C++ Integration Guide

This guide covers how to use GPUFlight in your CUDA or HIP C++ application.

Basic Usage

#include <gpufl/gpufl.hpp>

int main() {
gpufl::InitOptions opts;
opts.app_name = "my_app";
opts.log_path = "my_app"; // session logs land under my_app/<session_id>/{device,scope,system}.log
opts.continuous_system_sampling = true; // sample system metrics for the entire session
opts.system_sample_rate_ms = 50; // sample GPU/CPU metrics every 50ms
// opts.backend = gpufl::BackendKind::Auto; // auto-detect NVIDIA or AMD (default)

gpufl::init(opts);

// ... your GPU code ...

gpufl::shutdown();

// Print a performance summary report to console
gpufl::generateReport();

// Or save to a file
// gpufl::generateReport("report.txt");

return 0;
}

InitOptions

The example above shows the most commonly used fields. For the full field reference — every option with type, default, and notes — see InitOptions field reference.

Logical Scoping

Group kernel launches into named phases using GFL_SCOPE:

void train_step() {
GFL_SCOPE("forward_pass") {
conv_kernel<<<grid, block>>>(...);
relu_kernel<<<grid, block>>>(...);
}

GFL_SCOPE("backward_pass") {
grad_kernel<<<grid, block>>>(...);
update_kernel<<<grid, block>>>(...);
}
}

Scopes can be nested. All kernels launched within a scope are attributed to that scope in the report and logs.

System Monitoring

The continuous_system_sampling flag selects the sampling policy:

  • true — system metrics (GPU util, VRAM, temp, power, CPU, RAM) are collected continuously from gpufl::init() to gpufl::shutdown(). Use for always-on monitoring.
  • false (default) — the sampler is idle outside of explicit windows. Two ways to activate it:
    • Automatic, via scopes — any GFL_SCOPE region brackets a sampling window. Sampling starts on scope entry, stops on the outermost scope's exit. Nested scopes compose; the sampler keeps running until every activator releases.

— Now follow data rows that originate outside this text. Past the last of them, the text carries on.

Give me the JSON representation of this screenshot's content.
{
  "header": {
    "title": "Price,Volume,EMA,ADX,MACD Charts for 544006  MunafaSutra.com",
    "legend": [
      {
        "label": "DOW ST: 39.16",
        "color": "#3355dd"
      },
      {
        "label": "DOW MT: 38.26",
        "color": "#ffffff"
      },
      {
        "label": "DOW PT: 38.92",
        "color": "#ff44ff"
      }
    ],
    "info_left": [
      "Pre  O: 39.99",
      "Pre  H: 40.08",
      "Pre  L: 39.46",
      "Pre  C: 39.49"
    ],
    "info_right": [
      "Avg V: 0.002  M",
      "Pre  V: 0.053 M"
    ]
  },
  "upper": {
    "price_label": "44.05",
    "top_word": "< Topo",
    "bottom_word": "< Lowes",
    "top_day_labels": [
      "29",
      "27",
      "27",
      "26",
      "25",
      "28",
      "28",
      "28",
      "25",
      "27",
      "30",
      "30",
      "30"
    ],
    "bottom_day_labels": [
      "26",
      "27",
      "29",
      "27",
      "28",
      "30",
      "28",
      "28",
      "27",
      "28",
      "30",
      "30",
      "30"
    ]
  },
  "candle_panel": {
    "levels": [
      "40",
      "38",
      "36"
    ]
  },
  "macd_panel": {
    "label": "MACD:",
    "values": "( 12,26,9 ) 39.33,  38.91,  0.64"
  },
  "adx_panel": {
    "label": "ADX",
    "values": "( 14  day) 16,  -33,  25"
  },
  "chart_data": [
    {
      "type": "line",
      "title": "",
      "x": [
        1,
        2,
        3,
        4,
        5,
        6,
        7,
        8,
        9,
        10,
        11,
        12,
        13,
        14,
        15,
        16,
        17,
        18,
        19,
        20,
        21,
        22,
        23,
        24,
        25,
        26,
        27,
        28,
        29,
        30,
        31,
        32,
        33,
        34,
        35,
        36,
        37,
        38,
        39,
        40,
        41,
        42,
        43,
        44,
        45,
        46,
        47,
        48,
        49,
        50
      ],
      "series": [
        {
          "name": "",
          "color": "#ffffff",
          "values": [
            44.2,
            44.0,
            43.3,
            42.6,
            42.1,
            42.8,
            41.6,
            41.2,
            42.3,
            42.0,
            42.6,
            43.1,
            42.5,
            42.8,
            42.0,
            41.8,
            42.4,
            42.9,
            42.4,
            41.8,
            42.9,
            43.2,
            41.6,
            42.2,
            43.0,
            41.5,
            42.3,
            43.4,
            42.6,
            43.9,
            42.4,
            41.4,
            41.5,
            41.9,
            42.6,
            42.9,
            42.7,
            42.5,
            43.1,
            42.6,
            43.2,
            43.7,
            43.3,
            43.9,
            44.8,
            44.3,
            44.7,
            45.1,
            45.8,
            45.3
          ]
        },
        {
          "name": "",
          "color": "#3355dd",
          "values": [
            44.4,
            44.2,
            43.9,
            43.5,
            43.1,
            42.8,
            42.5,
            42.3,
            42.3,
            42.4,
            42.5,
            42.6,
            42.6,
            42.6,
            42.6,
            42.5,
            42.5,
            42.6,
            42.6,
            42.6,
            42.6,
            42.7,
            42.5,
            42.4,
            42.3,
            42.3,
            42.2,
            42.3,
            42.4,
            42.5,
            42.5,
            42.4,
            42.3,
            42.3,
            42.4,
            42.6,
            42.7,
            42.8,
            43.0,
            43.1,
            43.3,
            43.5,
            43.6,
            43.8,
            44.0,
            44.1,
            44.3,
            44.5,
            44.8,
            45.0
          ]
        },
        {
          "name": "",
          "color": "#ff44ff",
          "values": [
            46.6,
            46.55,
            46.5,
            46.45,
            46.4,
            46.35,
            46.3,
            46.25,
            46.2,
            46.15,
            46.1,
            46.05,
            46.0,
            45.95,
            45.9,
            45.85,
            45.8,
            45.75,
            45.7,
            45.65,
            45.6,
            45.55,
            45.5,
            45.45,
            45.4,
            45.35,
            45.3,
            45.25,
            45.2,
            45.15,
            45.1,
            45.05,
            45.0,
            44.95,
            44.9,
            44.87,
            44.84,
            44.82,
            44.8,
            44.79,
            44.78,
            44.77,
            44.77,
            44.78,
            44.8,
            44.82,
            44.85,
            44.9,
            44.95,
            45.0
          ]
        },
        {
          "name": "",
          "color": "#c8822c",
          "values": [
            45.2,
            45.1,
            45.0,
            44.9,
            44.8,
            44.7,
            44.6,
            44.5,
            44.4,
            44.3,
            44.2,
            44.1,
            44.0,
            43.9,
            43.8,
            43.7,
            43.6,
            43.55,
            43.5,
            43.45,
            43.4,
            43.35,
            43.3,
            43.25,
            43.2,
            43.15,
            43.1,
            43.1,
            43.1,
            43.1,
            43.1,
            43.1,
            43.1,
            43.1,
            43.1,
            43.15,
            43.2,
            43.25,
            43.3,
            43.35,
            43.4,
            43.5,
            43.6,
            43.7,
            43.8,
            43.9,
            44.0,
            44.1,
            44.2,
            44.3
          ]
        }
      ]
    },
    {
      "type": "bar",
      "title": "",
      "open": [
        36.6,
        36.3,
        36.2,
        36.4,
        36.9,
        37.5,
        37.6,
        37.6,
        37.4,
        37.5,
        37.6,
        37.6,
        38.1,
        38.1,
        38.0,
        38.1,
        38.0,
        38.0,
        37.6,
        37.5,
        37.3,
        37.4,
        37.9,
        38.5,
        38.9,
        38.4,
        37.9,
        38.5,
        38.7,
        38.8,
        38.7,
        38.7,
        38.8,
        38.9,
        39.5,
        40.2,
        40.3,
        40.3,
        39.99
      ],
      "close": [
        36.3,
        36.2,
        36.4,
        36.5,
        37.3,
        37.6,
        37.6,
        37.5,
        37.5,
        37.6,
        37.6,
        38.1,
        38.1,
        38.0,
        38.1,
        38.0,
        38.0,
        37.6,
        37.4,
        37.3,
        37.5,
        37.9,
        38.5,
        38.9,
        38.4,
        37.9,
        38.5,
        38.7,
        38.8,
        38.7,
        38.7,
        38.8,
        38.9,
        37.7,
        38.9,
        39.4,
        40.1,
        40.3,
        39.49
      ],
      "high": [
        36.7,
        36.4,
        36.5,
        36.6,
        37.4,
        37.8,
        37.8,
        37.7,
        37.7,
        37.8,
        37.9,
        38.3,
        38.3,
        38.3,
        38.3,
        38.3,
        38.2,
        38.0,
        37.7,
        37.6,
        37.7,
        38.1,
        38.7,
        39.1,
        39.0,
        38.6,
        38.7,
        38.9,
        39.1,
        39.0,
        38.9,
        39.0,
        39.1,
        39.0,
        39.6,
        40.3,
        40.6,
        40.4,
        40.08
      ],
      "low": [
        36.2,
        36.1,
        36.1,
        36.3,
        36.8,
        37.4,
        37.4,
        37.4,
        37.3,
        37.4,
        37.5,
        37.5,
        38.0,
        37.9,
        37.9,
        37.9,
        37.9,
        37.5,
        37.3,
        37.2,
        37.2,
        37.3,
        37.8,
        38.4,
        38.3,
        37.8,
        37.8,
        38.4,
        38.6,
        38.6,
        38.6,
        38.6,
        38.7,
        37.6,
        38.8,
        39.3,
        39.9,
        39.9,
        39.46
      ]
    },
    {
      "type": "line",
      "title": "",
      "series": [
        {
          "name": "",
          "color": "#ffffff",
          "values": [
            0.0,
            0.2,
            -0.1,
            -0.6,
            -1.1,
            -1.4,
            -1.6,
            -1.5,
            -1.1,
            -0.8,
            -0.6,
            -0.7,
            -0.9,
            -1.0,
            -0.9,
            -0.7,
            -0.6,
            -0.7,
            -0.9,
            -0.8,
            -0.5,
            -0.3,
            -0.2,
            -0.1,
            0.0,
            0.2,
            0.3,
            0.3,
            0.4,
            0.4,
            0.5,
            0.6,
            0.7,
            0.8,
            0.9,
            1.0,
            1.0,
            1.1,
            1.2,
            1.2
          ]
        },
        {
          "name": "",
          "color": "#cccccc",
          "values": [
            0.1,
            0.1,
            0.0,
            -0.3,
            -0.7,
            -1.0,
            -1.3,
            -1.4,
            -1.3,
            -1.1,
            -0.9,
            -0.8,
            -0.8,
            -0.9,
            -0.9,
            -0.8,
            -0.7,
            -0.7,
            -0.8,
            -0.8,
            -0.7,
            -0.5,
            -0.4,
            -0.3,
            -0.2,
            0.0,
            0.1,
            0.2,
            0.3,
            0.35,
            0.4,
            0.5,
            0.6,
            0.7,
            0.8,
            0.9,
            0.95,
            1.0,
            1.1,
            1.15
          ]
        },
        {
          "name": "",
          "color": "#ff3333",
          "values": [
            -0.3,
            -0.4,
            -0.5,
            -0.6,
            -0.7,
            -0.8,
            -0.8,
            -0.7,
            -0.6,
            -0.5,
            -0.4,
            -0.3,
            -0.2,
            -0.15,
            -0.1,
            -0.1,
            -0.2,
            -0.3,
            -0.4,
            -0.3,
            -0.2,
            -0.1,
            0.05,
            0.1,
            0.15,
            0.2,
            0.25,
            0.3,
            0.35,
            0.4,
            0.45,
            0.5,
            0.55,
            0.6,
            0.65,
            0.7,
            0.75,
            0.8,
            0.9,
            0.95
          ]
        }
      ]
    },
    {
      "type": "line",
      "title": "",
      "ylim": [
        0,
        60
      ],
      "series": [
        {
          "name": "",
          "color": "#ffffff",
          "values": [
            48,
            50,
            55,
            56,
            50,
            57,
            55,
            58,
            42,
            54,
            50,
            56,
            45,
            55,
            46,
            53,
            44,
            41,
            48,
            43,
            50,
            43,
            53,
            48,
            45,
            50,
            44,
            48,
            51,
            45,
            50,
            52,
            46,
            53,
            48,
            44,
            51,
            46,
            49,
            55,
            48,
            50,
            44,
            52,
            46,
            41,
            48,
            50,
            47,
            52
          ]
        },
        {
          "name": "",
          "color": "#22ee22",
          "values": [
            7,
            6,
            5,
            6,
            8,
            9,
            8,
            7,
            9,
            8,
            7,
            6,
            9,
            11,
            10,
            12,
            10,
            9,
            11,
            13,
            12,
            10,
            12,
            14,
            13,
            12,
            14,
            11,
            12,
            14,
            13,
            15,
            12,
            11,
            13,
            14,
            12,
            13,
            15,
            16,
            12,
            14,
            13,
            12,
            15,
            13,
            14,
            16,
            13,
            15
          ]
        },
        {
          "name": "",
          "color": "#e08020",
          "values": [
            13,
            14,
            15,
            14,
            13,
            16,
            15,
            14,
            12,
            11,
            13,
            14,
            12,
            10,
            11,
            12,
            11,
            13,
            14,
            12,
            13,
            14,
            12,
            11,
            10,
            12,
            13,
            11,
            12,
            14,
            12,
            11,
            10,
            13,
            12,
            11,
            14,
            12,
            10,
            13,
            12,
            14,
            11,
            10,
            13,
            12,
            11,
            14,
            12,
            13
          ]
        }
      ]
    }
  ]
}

    • Manual, via systemStart/Stop — for code paths that aren't bracketed by a scope:

      gpufl::systemStart("training_phase");
      // ... GPU work ...
      gpufl::systemStop("training_phase");

Both mechanisms share a single ref-counted activation, so overlapping scopes and manual calls combine correctly — the sampler runs while any one of them is active.

Profiling Engines (NVIDIA)

Select a profiling engine via InitOptions::profiling_engine. See Profiling engines for the overhead comparison and when to pick each, and the CUDA integration guide for the per-engine deep dive with example code.

Report Generation

After shutdown(), generate a summary report:

gpufl::shutdown();

// Print to console (stdout)
gpufl::generateReport();

// Save to file
gpufl::generateReport("report.txt");

The report includes kernel hotspots, memory transfers, system metrics, scope timing, and profile analysis.

How it Works

  1. Kernel Interception: CUPTI callbacks (NVIDIA) or rocprofiler-sdk buffer tracing (AMD) intercept kernel launches.
  2. Lock-Free Logging: Kernel metadata is pushed into a lock-free ring buffer.
  3. Background Collection: A separate thread drains the ring buffer and writes batched NDJSON logs.
  4. ISA Capture: GPU code objects are captured and disassembled (SASS for NVIDIA, RDNA ISA for AMD).